The slowdown has caused a split in the industry as well. Smaller companies like Lorillard say larger companies like Philip Morris USA were able to put more products in test markets before the FDA deadline. That let them stay on the market while being reviewed by the FDA.
At a mid-November analyst conference in New York, Kessler reiterated his frustration with the process but said the FDA is communicating with Lorillard on two of its applications for new products and its petition.
Lars-Erik Rutqvist, senior vice president of scientific affairs at smokeless tobacco maker Swedish Match, said the frustration lies in "the fact that it takes so long and there's no explanation why."
"I think there's suspicion within industry that this is how it's going to be in the future and this is more or less a way of punishing the industry," Rutqvist said.
Other industry observers like Richard A. Daynard, professor of law at Northeastern University and chairman of the Tobacco Products Liability Project, say the process wasn't "intended to be a black hole."
"There's certainly a tension in having the FDA regulate a deadly product that has no compensating benefits, but that's their job under this thing and they need to get with it," he said.

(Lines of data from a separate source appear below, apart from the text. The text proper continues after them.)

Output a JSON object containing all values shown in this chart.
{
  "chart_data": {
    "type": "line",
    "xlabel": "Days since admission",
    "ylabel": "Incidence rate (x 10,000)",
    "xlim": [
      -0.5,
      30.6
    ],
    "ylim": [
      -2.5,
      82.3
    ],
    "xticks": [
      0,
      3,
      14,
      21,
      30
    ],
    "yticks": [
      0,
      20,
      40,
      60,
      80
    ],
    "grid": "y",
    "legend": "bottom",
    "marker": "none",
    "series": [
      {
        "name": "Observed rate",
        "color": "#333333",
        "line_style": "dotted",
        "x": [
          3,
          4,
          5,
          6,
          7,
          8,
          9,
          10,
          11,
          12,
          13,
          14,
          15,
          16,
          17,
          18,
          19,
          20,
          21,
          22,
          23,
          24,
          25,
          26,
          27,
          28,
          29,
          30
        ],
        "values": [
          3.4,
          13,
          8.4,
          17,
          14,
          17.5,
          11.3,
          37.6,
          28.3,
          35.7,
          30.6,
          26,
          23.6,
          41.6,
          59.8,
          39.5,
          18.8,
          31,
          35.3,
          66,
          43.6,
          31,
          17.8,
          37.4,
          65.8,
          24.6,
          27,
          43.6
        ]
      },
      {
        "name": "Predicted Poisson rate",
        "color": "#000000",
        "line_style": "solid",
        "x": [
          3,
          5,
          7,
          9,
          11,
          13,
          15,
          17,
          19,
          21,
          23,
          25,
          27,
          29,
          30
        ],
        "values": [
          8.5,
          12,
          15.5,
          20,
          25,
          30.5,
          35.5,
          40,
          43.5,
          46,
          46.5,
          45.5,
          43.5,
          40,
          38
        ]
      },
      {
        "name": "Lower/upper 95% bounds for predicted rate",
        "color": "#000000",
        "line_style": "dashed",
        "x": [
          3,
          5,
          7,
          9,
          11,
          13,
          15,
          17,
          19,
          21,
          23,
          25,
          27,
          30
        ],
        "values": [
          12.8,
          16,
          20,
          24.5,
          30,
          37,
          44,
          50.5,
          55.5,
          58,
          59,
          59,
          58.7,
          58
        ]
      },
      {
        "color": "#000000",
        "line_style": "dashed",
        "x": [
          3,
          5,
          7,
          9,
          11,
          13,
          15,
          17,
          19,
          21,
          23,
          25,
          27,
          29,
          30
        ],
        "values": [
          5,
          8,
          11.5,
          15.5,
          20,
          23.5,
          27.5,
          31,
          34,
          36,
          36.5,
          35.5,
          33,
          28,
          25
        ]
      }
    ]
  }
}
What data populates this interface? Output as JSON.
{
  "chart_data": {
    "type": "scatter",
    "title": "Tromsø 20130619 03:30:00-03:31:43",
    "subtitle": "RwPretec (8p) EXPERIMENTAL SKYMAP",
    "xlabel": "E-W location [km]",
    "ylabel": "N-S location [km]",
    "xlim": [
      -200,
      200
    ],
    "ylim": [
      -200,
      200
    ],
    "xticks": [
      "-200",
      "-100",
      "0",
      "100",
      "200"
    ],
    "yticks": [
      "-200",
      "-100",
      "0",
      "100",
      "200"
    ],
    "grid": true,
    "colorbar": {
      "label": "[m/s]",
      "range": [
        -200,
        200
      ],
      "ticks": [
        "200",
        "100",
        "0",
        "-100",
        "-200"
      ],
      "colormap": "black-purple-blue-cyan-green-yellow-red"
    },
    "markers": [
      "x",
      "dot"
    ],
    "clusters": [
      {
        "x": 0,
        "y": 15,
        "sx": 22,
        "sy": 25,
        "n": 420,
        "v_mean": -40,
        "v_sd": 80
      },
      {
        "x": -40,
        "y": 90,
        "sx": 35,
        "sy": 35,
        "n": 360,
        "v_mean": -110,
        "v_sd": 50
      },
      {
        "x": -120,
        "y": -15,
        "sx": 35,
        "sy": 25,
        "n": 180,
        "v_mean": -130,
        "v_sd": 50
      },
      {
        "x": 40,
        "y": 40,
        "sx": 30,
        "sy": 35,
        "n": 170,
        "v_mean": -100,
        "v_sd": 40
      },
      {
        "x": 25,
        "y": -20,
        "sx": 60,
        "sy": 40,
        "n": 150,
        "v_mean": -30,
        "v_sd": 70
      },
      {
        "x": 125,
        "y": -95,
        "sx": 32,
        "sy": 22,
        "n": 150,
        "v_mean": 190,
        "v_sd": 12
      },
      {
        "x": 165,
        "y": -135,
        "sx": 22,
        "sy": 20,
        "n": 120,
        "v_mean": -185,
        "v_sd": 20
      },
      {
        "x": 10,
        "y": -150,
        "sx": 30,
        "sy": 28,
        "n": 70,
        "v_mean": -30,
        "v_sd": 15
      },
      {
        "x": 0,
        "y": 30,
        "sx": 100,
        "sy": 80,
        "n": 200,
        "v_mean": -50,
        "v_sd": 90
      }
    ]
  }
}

Despite the tug-of-war, government processes taking longer than expected isn't new ground, said Ira Loss, an analyst with Washington Analysis who has covered the FDA for three decades.
"This would not be the only division at FDA that has trouble meeting deadlines for review," he said, citing a backlog of applications for generic drugs. "(The industry has) a right to gripe. ... There probably should be (an avenue for recourse), but there isn't. What are you going to do, put people in jail?"